ALLENDE-SANTACRUZ LUCAS
Chemin de la Résistance et des Maquis
Mis en ligne sur le site le 17 avril 2020 / mise à jour 8 juillet 2024
Source des documents suivants : Dossier FTPF 1946 carton 12
(numérisation Pôle Jean Moulin LG)
Source : https://www.letelegramme.fr/cotes-darmor/lannion/lucas-fernando-allende-une-vie-de-resistance-18-08-2014-10302112.php
Lucas Fernando Allende. Une vie de résistance
Combattant, résistant, déporté, ébéniste. En Espagne puis en France. Lucas Fernando Allende Santa Cruz a lutté contre le régime de Franco. Dénoncé, il a été déporté à Dachau en 1944. Sa fille, Claudine, et ses frères, habitants de Vieux-Marché, ont retracé son parcours dont il parlait peu. L'histoire d'une vie de résistance.
Qui est Lucas Fernando Allende Santa Cruz ?
C'est notre père. Il est né le 18 octobre 1914 à Maliaño de Camargo, province de Santander. En France, sa date de naissance a été modifiée, certainement pour ne pas être reconnu après la guerre d'Espagne. Il a donc rajeuni de cinq ans, né le 19 octobre 1919.
Dans quel contexte son histoire s'est-elle écrite ?
Le 17 et 18 juillet 1936, la guerre a éclaté en Espagne. Alors que la république était établie depuis quelques mois, les généraux factieux se sont soulevés contre le gouvernement légal. Ce putsch a été appuyé par l'Allemagne nazie et l'Italie fasciste, qui ont apporté leur soutien en hommes et en matériel aux insurgés. Pour lutter contre le général Franco, 40.000 volontaires des Brigades internationales de 53 pays différents, dont 600 Bretons, ont été envoyés, afin de secourir la République.
Quel rôle a joué votre père ?
Dans ce contexte de guerre, Lucas s'est engagé comme garde d'assaut au « Cuerpo de Asalto y Seguridad », où il a obtenu le grade de sergent. D'abord Santander puis Gijòn en Asturies, les deux batailles auxquelles il a participé ont été perdues, prises par les insurgés. Tout le nord cantabrique est alors aux mains des rebelles. Lucas prend la direction du port de La Rochelle pour regagner le nord-est de l'Espagne, encore libre. Mais le 26 janvier 1939, Barcelone tombe aux mains des Franquistes. Date à laquelle débute « la Retirada » : l'exil des réfugiés civils puis des combattants de la république espagnole.

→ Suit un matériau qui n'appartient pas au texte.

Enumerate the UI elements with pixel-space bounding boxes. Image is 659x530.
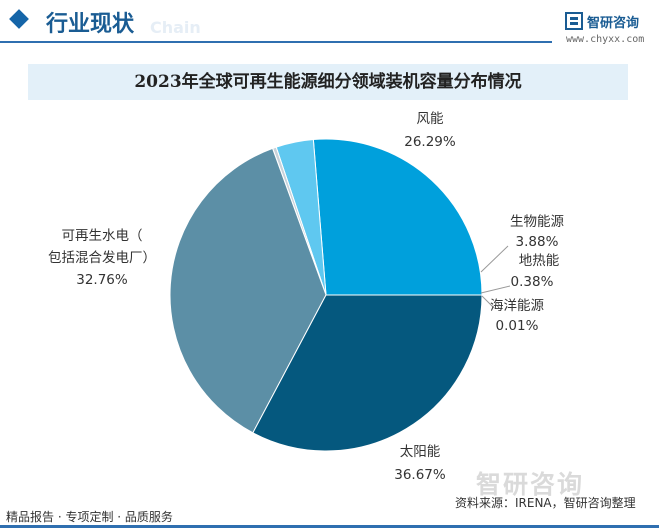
slice-value-label-5: 32.76% bbox=[76, 272, 128, 288]
slice-name-label-5: 可再生水电（ bbox=[62, 228, 143, 244]
leader-line-1 bbox=[480, 245, 509, 273]
chart-title-band bbox=[28, 64, 628, 100]
slice-name-label-1: 生物能源 bbox=[510, 214, 564, 230]
slice-name-label-3: 海洋能源 bbox=[490, 298, 544, 314]
header-ghost-text: Chain bbox=[150, 18, 201, 37]
slice-value-label-2: 0.38% bbox=[511, 274, 554, 290]
slice-value-label-0: 26.29% bbox=[404, 134, 456, 150]
leader-line-2 bbox=[480, 285, 511, 294]
section-title: 行业现状 bbox=[46, 12, 135, 37]
logo-url[interactable]: www.chyxx.com bbox=[566, 34, 645, 45]
logo-icon bbox=[565, 12, 583, 30]
slice-name-label-4: 太阳能 bbox=[400, 444, 441, 460]
watermark: 智研咨询 bbox=[476, 470, 585, 499]
slice-value-label-3: 0.01% bbox=[496, 318, 539, 334]
footer-divider bbox=[0, 525, 659, 528]
slice-name-label-2: 地热能 bbox=[519, 253, 560, 269]
leader-line-3 bbox=[481, 295, 495, 309]
logo-name: 智研咨询 bbox=[587, 16, 640, 31]
pie-slice-5 bbox=[252, 294, 483, 452]
slice-value-label-4: 36.67% bbox=[394, 467, 446, 483]
chart-title: 2023年全球可再生能源细分领域装机容量分布情况 bbox=[134, 72, 522, 92]
pie-slice-0 bbox=[312, 138, 483, 296]
header: Chain 行业现状 智研咨询 www.chyxx.com bbox=[0, 0, 659, 45]
pie-slice-4 bbox=[169, 147, 327, 434]
slice-name-label-0: 风能 bbox=[417, 111, 444, 127]
header-divider bbox=[0, 41, 552, 43]
slice-name-label-5: 包括混合发电厂） bbox=[48, 250, 156, 266]
footer-tagline: 精品报告 · 专项定制 · 品质服务 bbox=[6, 510, 173, 524]
source-note: 资料来源：IRENA，智研咨询整理 bbox=[455, 496, 636, 510]
slice-value-label-1: 3.88% bbox=[516, 234, 559, 250]
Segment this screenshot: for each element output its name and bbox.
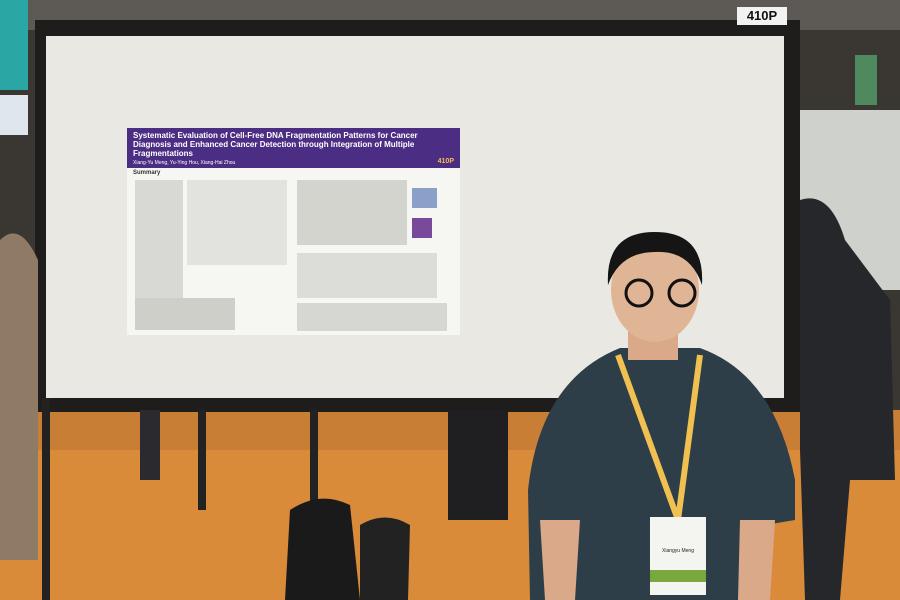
poster-title: Systematic Evaluation of Cell-Free DNA F… <box>133 131 418 158</box>
glasses <box>667 278 697 308</box>
board-number: 410P <box>737 7 787 25</box>
poster-authors: Xiang-Yu Meng, Yu-Ying Hou, Xiang-Hai Zh… <box>133 160 236 166</box>
badge-stripe <box>650 570 706 582</box>
bag <box>360 517 410 600</box>
poster: Systematic Evaluation of Cell-Free DNA F… <box>127 128 460 335</box>
figure <box>187 180 287 265</box>
visitor-legs <box>448 410 508 520</box>
lanyard <box>615 353 703 522</box>
board-leg <box>310 410 318 530</box>
board-leg <box>198 410 206 510</box>
badge-card <box>650 517 706 595</box>
heatmap <box>412 188 437 208</box>
poster-number: 410P <box>437 158 454 165</box>
right-person <box>800 198 895 600</box>
badge-name: Xiangyu Meng <box>662 548 694 554</box>
person-arm <box>738 520 775 600</box>
person-face <box>611 238 699 342</box>
poster-header: Systematic Evaluation of Cell-Free DNA F… <box>127 128 460 168</box>
person-hair <box>607 232 703 285</box>
glasses <box>624 278 654 308</box>
figure <box>297 180 407 245</box>
left-screen <box>0 95 28 135</box>
left-person <box>0 233 38 561</box>
right-banner <box>855 55 877 105</box>
left-sign <box>0 0 28 90</box>
backpack <box>285 498 360 600</box>
figure <box>135 298 235 330</box>
figure <box>297 303 447 331</box>
heatmap <box>412 218 432 238</box>
figure <box>297 253 437 298</box>
poster-figures <box>135 180 447 331</box>
board-leg <box>42 398 50 600</box>
visitor-legs <box>140 410 160 480</box>
poster-section: Summary <box>133 170 161 176</box>
person-arm <box>540 520 580 600</box>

Quelle fut alors sa vie en France ?
Il a fait partie de tous ces réfugiés qui ont été parqués dans les camps de « concentration ». C'est le terme officiel de l'époque. D'abord celui d'Argelès-sur-Mer, celui de Gurs, de Septfonds, puis celui d'Albi avant de revenir à nouveau sur Argelès jusqu'au 13 juin 1941. Le lendemain, Lucas, comme beaucoup d'autres combattants républicains espagnols, a été livré aux Allemands par le gouvernement de Pétain. C'est comme ça qu'il s'est retrouvé à travailler à la construction de la base des sous-marins de Brest.
A-t-il poursuivi son action de résistance ?
Oui, il appartenait au groupe de résistance « Los Deportistas ». Son rôle était de distribuer des tracts et des journaux. Mais aussi de récolter de l'argent pour les réfugiés se trouvant dans la clandestinité. Malheureusement, le 28 mars 1944, le groupe tombe suite à une dénonciation. Onze Espagnols sont alors arrêtés. Le responsable, Antonio Garcìa Martìn, fut fusillé et Lucas, comme les autres Espagnols, est transféré à la prison Jacques Cartier à Rennes, puis au camp de Compiègne. Le 18 juin 1944, il intègre un convoi de wagons à bestiaux, qui prend la direction du camp de concentration nazi de Dachau. On lui donne le matricule 74.133.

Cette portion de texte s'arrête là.